Le vrai point faible des robots humanoïdes, c’est la main : ce comparateur les note sur 18 tâches

Main contre fiche technique

 
La startup coréenne RLWRLD a mis en ligne un site qui compare une dizaine de mains robotisées. L’idée : juger ce que ces mains font vraiment, pas ce que leurs fiches techniques promettent.
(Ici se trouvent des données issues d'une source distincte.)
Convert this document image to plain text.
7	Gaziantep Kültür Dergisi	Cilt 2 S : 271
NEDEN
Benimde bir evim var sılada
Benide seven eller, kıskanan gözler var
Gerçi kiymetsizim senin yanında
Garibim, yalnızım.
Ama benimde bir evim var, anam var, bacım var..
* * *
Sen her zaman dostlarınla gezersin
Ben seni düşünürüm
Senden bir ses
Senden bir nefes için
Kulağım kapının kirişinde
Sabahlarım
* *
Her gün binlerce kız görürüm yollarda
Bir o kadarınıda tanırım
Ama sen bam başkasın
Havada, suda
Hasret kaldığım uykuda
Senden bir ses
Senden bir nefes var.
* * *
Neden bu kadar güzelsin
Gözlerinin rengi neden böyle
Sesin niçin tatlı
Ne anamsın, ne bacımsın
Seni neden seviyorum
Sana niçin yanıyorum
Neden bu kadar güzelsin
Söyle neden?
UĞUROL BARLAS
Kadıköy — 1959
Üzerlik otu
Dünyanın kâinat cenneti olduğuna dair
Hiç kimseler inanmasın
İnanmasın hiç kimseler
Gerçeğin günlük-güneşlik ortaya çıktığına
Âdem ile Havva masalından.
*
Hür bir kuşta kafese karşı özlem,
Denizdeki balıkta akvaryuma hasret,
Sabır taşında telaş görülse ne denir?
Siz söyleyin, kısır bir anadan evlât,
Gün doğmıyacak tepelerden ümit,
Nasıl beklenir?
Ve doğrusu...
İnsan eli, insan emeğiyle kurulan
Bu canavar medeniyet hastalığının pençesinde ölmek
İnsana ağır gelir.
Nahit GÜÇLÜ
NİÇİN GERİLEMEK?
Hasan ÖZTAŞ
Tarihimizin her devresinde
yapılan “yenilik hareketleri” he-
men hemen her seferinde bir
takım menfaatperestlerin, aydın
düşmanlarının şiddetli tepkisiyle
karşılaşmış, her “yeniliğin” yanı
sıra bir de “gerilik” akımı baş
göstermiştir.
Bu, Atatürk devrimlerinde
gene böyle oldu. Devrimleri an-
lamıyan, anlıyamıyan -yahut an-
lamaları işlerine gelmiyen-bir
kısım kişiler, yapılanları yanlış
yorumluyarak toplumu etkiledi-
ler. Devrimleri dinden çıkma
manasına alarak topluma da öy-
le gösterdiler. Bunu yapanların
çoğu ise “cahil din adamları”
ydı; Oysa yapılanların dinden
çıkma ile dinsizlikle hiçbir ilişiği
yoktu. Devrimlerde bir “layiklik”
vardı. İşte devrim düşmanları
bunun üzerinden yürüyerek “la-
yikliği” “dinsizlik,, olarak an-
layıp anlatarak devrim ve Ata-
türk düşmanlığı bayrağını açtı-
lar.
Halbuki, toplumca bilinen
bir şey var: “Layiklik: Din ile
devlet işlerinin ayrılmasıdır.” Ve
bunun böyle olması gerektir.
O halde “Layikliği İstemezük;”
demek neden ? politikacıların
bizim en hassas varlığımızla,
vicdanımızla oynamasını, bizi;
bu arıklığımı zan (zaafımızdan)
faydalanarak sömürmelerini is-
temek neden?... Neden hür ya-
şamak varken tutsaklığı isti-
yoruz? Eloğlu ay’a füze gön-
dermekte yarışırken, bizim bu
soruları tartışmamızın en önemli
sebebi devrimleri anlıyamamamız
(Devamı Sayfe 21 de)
La main reste le point faible des robots humanoïdes. On sait les faire marcher, courir, enchaîner des cabrioles, mais leur faire saisir un objet sans le casser, c’est une autre histoire. C’est exactement ce que vient mesurer All Hands Up, un site lancé le 22 juin par RLWRLD, une entreprise coréenne spécialisée dans l’IA dite physique, celle qui pilote des machines dans le monde réel. La plateforme rassemble une dizaine de mains robotisées, permet d’en visualiser le modèle 3D dans le navigateur et d’articuler chaque doigt à la souris.

Le cœur du projet, c’est l’arbitrage permanent entre trois paramètres qui s’opposent : la taille de la main, sa force de serrage et sa capacité à absorber un choc (ce que les ingénieurs appellent la réversibilité ou back-drivability). Réduire la taille rapetisse les moteurs internes, donc la force baisse. Augmenter la force via les engrenages réduit la souplesse face à un impact. Aucune main ne coche les trois cases à la fois, et c’est tout l’intérêt de poser les chiffres côte à côte.

Pourquoi un comparateur de mains, maintenant ?

Parce que la dextérité est devenue le vrai goulot d’étranglement de la robotique. Au CES 2026, le sujet n’était plus le robot complet mais la main, présentée comme la pièce qui fixe le plafond de ce qu’un humanoïde sait faire.

RLWRLD s’appuie sur son propre banc d’essai, DexBench, qui note chaque main sur 18 tâches concrètes inspirées d’usages réels : verser du café, attraper un objet sur un tapis roulant, visser un écrou du bout des doigts. Ce banc d’essai a été développé avec Nvidia et intégré à sa plateforme Isaac, ce qui lui donne une vraie chance de devenir une référence partagée.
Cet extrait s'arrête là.